Violence à Nantes : la ministre des sports réagit vivement après l’envahissement du terrain

À la 20e minute du match Nantes-Toulouse, les supporters nantais ont envahi la pelouse du stade de la Beaujoire, dimanche 17 mai, provoquant une interruption définitive du match de Ligue 1. Des fumigènes ont également été lancés sur le terrain, aggravant la situation déjà tendue.

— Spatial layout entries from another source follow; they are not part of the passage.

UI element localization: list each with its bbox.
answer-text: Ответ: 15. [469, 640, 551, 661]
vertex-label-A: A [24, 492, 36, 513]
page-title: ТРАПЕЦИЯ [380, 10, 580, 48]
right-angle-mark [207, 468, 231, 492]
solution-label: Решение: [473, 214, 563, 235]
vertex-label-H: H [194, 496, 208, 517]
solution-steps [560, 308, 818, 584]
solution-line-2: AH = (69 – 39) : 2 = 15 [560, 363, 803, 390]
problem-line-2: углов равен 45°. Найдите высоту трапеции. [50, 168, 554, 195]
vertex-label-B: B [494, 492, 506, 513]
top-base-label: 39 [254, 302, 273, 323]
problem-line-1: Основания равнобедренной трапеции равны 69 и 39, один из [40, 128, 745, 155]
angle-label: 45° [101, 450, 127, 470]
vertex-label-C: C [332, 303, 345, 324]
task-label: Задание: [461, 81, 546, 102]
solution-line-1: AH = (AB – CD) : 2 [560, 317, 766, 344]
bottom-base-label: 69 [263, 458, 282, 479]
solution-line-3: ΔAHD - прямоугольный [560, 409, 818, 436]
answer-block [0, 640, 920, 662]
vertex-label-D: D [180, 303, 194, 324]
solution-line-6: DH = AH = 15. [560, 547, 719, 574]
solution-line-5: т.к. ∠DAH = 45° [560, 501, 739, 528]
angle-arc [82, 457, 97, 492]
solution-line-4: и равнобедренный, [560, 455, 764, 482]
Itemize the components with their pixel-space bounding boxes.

une réaction ferme de la ministre des sports

La ministre des Sports, de la Jeunesse et de la Vie associative, Marina Ferrari, a immédiatement réagi à ces scènes de violence inacceptables sur le réseau social X. Elle a dénoncé avec fermeté ces agissements, les qualifiant de « complètement étrangers à l’esprit du sport et à notre République ».

Dans un message posté en ligne, elle a affirmé : « Je condamne avec la plus grande fermeté ces comportements et apporte mon soutien sans réserve aux joueurs ainsi qu’aux supporters qui voulaient simplement vivre ce moment dans le calme. »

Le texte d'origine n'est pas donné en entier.